Ever since March, forward and prompt gas prices have been on a remarkable climb. Much of this has coincided with an equally unprecedented rise in the price of carbon. However, this week we have seen gas prices soar whilst carbon has only slightly increased.
This is due to a combination of an already tight supply, planned maintenance on crucial pipelines in July and Gazprom turning down the option to increase gas supply levels. Gas supplies in Europe have been below 5-year averages for almost the whole year now. This puts upward pressure on gas prices because it increases the chance that by next winter these supplies won’t have been sufficiently filled up. On top of this, there is a more severe gas situation in Asia driven by demand so gas prices are even higher. This means that LNG ships are skipping Europe and going to Asia instead, further reducing gas flow into Europe. This means that gas prices are already very sensitive and it only takes another blip in the supply chain to cause a price spike. This week, it came in the form of planned maintenance and therefore temporary closure on two crucial pipelines that transport gas into Europe.
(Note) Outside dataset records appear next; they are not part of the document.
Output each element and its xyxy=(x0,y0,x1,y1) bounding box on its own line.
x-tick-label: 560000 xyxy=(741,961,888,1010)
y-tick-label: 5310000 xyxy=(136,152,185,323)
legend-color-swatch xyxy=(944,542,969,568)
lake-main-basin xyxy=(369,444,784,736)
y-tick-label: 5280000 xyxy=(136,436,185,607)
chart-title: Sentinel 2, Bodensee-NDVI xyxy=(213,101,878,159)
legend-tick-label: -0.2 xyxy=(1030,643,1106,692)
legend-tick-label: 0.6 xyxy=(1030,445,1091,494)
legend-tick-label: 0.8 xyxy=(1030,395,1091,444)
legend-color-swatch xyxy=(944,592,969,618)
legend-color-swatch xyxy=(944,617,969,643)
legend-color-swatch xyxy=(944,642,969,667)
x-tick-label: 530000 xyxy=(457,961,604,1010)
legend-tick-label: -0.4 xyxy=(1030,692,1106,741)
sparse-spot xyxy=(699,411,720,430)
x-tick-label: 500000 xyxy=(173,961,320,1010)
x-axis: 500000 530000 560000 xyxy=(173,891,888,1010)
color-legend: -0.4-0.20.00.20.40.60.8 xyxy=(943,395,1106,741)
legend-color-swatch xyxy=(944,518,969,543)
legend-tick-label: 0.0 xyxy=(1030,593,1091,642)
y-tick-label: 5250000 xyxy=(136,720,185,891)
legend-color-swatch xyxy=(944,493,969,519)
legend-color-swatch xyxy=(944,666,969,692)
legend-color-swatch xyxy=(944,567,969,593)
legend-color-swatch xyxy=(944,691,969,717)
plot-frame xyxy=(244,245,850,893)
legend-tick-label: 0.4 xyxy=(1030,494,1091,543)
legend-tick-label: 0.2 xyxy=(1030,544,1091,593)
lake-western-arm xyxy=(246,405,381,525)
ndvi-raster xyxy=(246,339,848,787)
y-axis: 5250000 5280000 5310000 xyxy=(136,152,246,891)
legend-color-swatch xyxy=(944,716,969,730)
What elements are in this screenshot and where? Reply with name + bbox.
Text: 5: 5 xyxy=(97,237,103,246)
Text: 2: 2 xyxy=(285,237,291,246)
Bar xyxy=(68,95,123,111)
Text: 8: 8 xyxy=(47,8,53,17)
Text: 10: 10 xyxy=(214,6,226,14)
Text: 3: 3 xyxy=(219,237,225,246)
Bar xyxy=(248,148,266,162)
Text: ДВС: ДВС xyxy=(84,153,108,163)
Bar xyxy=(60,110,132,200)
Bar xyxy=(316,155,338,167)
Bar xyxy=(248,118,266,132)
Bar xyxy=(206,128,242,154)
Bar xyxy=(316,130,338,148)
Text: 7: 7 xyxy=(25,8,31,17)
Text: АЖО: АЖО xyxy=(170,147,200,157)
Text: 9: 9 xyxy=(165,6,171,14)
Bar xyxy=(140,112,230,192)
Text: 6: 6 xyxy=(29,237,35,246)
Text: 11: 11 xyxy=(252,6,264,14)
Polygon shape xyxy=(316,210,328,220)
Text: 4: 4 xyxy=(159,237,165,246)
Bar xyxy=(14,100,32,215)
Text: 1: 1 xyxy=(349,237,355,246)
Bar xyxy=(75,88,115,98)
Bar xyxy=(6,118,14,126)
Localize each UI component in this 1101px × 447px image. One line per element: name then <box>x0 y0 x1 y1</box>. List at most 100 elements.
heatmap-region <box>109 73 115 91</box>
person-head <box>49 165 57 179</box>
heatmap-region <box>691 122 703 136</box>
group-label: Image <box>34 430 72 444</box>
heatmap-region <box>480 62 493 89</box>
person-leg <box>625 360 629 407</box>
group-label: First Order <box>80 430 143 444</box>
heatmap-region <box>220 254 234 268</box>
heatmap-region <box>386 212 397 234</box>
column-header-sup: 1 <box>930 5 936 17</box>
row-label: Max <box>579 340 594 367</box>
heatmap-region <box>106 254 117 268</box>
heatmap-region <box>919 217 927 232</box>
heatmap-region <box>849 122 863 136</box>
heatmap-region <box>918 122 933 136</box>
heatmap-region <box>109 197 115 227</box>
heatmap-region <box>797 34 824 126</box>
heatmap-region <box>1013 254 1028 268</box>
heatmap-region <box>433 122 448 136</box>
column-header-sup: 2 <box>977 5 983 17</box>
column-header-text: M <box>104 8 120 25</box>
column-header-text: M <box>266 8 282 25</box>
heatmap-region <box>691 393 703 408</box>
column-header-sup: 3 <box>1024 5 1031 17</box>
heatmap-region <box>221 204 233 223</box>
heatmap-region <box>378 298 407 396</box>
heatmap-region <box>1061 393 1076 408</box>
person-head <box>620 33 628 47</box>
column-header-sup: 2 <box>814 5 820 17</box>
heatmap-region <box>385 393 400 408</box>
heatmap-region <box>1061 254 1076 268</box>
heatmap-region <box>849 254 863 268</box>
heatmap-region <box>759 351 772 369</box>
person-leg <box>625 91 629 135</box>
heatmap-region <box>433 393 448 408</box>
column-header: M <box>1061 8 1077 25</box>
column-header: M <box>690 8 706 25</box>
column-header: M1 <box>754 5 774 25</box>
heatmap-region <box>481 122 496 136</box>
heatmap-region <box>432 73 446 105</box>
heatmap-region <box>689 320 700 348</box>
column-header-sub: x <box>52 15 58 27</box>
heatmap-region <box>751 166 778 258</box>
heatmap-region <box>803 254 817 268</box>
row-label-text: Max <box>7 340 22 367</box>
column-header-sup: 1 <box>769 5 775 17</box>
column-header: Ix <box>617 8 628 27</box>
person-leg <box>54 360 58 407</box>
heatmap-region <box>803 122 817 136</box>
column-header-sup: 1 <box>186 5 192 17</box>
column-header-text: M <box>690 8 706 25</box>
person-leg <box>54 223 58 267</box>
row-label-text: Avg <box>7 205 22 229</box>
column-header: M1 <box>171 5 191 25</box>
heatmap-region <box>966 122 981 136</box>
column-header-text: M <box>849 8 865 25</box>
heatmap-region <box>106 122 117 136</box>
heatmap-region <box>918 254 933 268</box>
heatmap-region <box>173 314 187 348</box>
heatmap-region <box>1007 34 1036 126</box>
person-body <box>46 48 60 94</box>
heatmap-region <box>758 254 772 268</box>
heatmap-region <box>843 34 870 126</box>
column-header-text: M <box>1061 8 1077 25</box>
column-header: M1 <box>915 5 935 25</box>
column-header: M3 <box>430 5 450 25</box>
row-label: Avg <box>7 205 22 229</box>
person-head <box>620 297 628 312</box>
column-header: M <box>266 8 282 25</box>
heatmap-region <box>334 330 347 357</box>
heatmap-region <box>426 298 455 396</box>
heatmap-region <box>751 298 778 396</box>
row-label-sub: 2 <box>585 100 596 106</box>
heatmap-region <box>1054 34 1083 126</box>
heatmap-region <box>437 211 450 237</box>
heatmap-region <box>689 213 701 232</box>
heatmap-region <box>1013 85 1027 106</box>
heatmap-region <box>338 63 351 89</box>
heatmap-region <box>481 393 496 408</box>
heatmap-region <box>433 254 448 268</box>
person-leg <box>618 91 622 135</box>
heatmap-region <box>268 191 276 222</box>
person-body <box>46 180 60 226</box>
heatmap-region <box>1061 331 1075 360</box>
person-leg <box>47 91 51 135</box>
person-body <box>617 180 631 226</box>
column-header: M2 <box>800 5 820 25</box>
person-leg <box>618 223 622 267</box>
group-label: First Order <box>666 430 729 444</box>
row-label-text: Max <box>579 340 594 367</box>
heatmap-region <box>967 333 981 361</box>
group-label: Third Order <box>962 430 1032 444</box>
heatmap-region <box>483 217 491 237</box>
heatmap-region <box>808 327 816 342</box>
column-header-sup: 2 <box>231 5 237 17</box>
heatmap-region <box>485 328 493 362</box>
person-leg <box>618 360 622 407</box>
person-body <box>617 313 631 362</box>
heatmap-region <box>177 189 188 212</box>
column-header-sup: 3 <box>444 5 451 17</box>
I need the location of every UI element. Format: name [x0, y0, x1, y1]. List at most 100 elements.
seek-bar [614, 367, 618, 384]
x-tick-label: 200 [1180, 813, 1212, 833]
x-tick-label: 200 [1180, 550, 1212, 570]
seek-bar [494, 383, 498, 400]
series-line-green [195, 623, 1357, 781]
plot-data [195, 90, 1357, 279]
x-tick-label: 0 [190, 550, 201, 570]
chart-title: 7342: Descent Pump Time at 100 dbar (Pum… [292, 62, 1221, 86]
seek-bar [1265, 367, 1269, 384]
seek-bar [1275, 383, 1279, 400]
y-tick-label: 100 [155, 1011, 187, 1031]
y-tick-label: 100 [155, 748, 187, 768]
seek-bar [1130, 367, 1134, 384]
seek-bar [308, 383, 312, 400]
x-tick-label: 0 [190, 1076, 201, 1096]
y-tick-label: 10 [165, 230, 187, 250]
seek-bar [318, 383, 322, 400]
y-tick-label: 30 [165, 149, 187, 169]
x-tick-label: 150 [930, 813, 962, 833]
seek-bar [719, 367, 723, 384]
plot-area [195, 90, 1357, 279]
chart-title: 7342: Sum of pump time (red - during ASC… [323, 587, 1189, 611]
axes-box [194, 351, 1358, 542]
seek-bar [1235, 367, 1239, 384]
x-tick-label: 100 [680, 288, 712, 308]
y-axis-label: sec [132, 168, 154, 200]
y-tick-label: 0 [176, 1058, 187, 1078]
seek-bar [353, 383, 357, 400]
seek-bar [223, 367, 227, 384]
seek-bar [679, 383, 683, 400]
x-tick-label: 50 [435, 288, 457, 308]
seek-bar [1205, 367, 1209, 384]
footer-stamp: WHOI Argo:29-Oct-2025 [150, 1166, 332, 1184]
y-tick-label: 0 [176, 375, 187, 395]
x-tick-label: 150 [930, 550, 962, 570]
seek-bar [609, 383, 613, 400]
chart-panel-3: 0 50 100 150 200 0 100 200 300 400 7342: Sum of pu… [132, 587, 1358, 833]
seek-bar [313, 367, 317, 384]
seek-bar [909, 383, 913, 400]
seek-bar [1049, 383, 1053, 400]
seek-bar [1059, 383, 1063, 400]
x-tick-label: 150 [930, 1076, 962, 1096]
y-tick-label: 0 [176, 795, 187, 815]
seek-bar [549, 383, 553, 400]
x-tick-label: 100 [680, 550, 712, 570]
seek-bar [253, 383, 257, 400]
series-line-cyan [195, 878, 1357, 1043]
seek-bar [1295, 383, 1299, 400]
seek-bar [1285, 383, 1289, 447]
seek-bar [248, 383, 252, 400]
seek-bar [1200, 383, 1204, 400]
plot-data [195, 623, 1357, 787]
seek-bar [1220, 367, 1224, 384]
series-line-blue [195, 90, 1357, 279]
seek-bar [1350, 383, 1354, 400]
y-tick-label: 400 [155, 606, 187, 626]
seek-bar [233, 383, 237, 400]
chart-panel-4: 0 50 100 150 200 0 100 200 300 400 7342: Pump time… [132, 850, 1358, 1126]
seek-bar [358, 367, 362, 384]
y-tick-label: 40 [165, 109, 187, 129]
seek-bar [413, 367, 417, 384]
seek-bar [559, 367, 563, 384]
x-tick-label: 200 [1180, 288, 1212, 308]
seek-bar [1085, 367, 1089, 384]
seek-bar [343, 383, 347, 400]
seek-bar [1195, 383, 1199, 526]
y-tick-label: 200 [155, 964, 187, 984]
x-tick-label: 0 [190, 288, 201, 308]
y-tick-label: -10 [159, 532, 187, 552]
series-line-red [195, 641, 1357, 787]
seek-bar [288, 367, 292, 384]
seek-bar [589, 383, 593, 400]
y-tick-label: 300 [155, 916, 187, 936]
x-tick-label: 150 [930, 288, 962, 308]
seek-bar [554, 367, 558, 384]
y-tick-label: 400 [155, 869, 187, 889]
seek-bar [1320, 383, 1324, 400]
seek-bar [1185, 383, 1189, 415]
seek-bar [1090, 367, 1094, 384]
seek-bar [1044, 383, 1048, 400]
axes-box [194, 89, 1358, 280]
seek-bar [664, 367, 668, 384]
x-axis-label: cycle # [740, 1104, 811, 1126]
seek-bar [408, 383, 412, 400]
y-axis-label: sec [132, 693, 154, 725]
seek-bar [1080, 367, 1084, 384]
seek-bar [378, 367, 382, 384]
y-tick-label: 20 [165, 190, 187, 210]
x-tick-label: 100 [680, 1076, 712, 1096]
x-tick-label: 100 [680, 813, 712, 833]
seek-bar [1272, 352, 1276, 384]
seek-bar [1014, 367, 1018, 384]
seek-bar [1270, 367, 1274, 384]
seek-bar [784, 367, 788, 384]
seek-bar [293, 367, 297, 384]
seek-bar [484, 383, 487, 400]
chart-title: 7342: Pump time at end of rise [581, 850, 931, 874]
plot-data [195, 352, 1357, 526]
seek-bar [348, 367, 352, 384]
The Yamal pipeline will be closed for 5 days whilst Nord Stream 1 pipeline, will be closed for 13 days. Secondly, Gazprom had the option to increase short term supply in the Sudzha capacity auction, a monthly gas auction, but decided against it. This means they will have to withdraw from their own supplies and further tighten the gas situation in Europe and the UK. As mentioned in last week’s marketpulse, this is all occurring in the backdrop of the political challenge that is Nord Stream 2. This decision from Gazprom is another suggestion that they may be deliberately tightening the gas supply into Europe in order to push through the opening of Nord Stream 2.
This has correlated with another rise in what were already exceptionally high power prices. An increase of £7.20/MWh in the first four days of the week led to UK Baseload Winter – 21 reaching £98.00/MWh which is amazing news to our renewable energy customers on our Track and Trade PPA product.
At 7pm on Sunday 27 June, Elexon called for the immediate suspension of the EPEX intraday exchange due to a data saving process problem. This caused chaos for National Grid in terms of balancing the system because it meant that they could only use the Balancing Mechanism to try and balance the system.
On Monday 28 June, strong Day Ahead prices of up to £95/MWh on the extended peak product, due to continued low wind, meant that the majority of CCGT’s (85%) were already contracted on Physical Notification from 7:30 am. The remaining assets sat within the Balancing Mechanism at very high prices between £110 – 140/MWh. These assets continuously increased their offer price throughout the day, with system prices peaking at £200/MWh as a result.
On a light-hearted note, England played Germany in the EURO’s Round of 16, which created volatile demand use. During half time, demand shot up by 1GW as the nation put the kettle on to try and calm their nerves. As 20 million viewers were glued to the TV during the game, demand came out 2GW below National Grid forecasts.